Shoveling snow safely

It’s inevitable, even when we think we’re ready for it, the arrival of winter can take us off guard. Temperatures plummet, warm summer breezes turn into icy gusts, and the landscape around us can cloak itself in a white blanket in a matter of an hour.

While many folks may consider clearing snow from the driveway, walkways and sidewalks as good exercise that comes with living in Southern Ontario, without being prepared and approaching the task with care, shoveling snow can be hazardous to your health!

Before the season begins, if you have any existing health conditions such as high blood pressure, a heart condition, diabetes or a history of back problems, do not shovel snow without first speaking to your health care professional to find out if this kind of vigorous activity is safe for you. This would also make sense if you are a smoker, have a relatively sedentary lifestyle or would be considered overweight.

  • For that first snowfall, don’t just grab your snow shovel and dive in. Be sure to warm up a little first – no pun intended when heading out into a cold snowy day! Walk or jog in place for a minute or two first to get your muscles loosened up.
  • Dress in layers. Shovelling is sweaty work and you may need to shed a layer or two if you have a lot of snow to clear.
  • Start slowly and take frequent breaks.
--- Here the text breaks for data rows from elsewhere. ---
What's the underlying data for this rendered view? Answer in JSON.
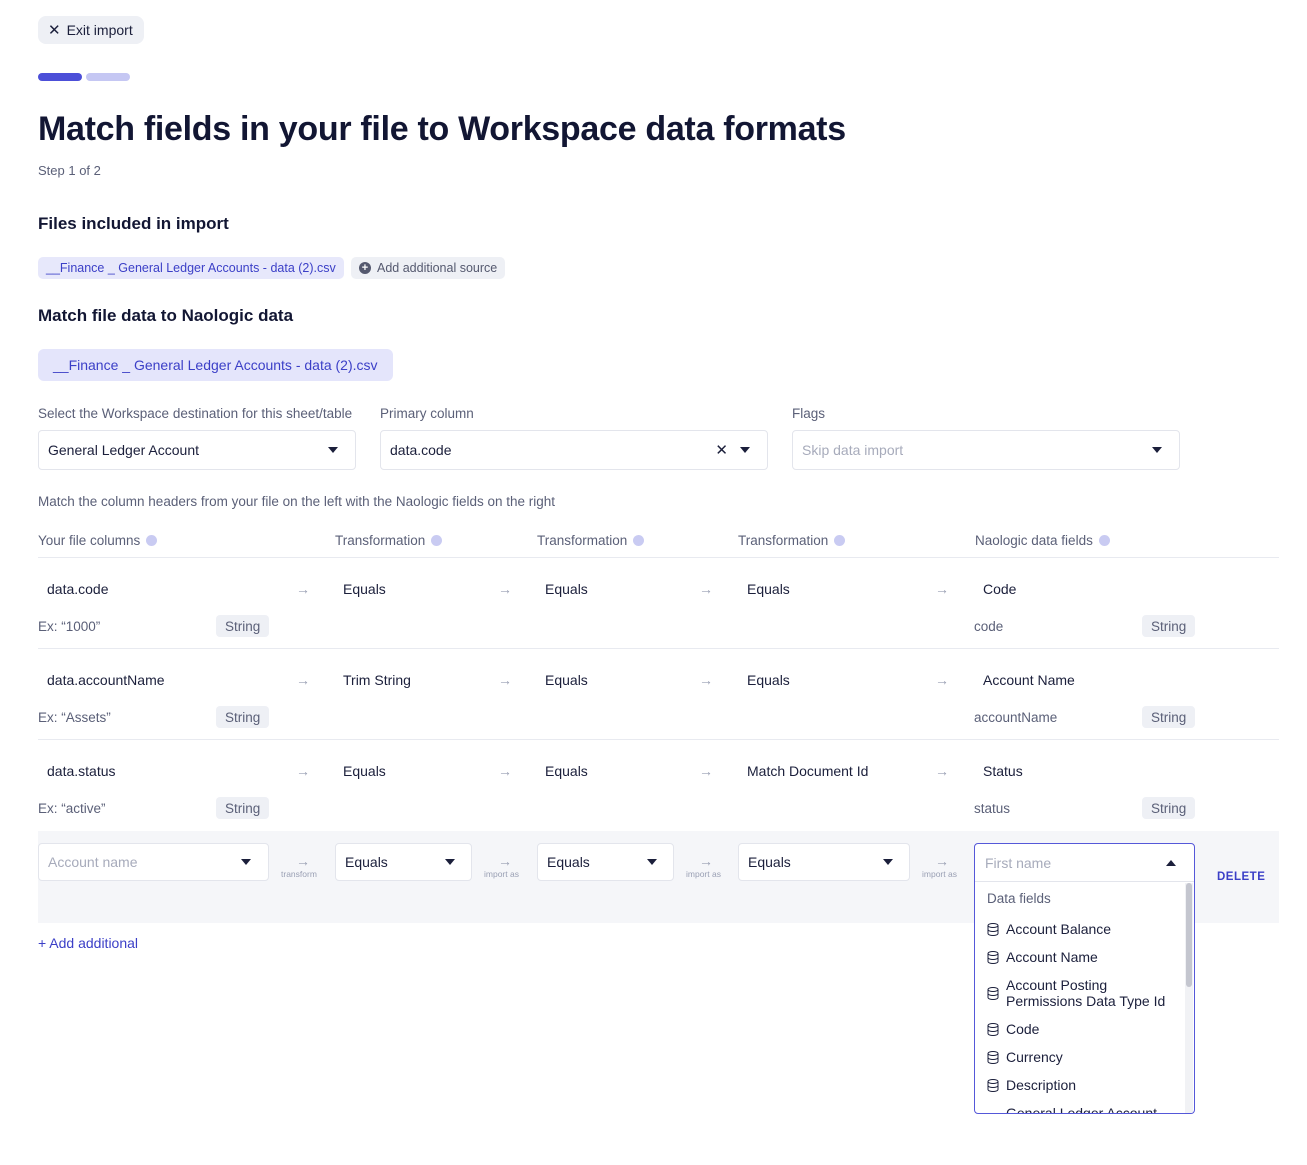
{
  "header": {
    "exit_label": "Exit import",
    "title": "Match fields in your file to Workspace data formats",
    "step": "Step 1 of 2",
    "progress": {
      "current": 1,
      "total": 2,
      "active_color": "#4c4fd8",
      "inactive_color": "#c5c7f3"
    }
  },
  "files": {
    "heading": "Files included in import",
    "file_chip": "__Finance _ General Ledger Accounts - data (2).csv",
    "add_source": "Add additional source"
  },
  "match": {
    "heading": "Match file data to Naologic data",
    "active_file_tab": "__Finance _ General Ledger Accounts - data (2).csv",
    "destination": {
      "label": "Select the Workspace destination for this sheet/table",
      "value": "General Ledger Account"
    },
    "primary": {
      "label": "Primary column",
      "value": "data.code"
    },
    "flags": {
      "label": "Flags",
      "placeholder": "Skip data import"
    },
    "hint": "Match the column headers from your file on the left with the Naologic fields on the right"
  },
  "columns": {
    "file": "Your file columns",
    "t1": "Transformation",
    "t2": "Transformation",
    "t3": "Transformation",
    "fields": "Naologic data fields"
  },
  "rows": [
    {
      "file_col": "data.code",
      "example": "Ex: “1000”",
      "type": "String",
      "t1": "Equals",
      "t2": "Equals",
      "t3": "Equals",
      "field": "Code",
      "field_key": "code",
      "field_type": "String"
    },
    {
      "file_col": "data.accountName",
      "example": "Ex: “Assets”",
      "type": "String",
      "t1": "Trim String",
      "t2": "Equals",
      "t3": "Equals",
      "field": "Account Name",
      "field_key": "accountName",
      "field_type": "String"
    },
    {
      "file_col": "data.status",
      "example": "Ex: “active”",
      "type": "String",
      "t1": "Equals",
      "t2": "Equals",
      "t3": "Match Document Id",
      "field": "Status",
      "field_key": "status",
      "field_type": "String"
    }
  ],
  "new_row": {
    "file_placeholder": "Account name",
    "arrow_labels": [
      "transform",
      "import as",
      "import as",
      "import as"
    ],
    "t1": "Equals",
    "t2": "Equals",
    "t3": "Equals",
    "field_placeholder": "First name",
    "delete_label": "DELETE"
  },
  "add_additional": "+ Add additional",
  "dropdown": {
    "group": "Data fields",
    "items": [
      "Account Balance",
      "Account Name",
      "Account Posting Permissions Data Type Id",
      "Code",
      "Currency",
      "Description",
      "General Ledger Account"
    ]
  },
  "icons": {
    "close": "close-icon",
    "plus": "plus-circle-icon",
    "caret": "caret-down-icon",
    "arrow": "arrow-right-icon",
    "info": "info-icon",
    "database": "database-icon"
  }
}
It’s a great time to reconnect with your neighbours!
  • Remember that freshly fallen snow will be lighter than snow that has been on the ground for a while.
  • If you experience shortness of breath, chest pain or your back hurts, stop shovelling immediately.

If you are unable to clear snow, consider investing in a snow blower, hiring a local student or contract with a snow clearance service.

If you live in a condominium, snow clearance becomes simple – it is often taken care of for you. You can pull on your boots and warm woolies and simply enjoy a walk in the snow.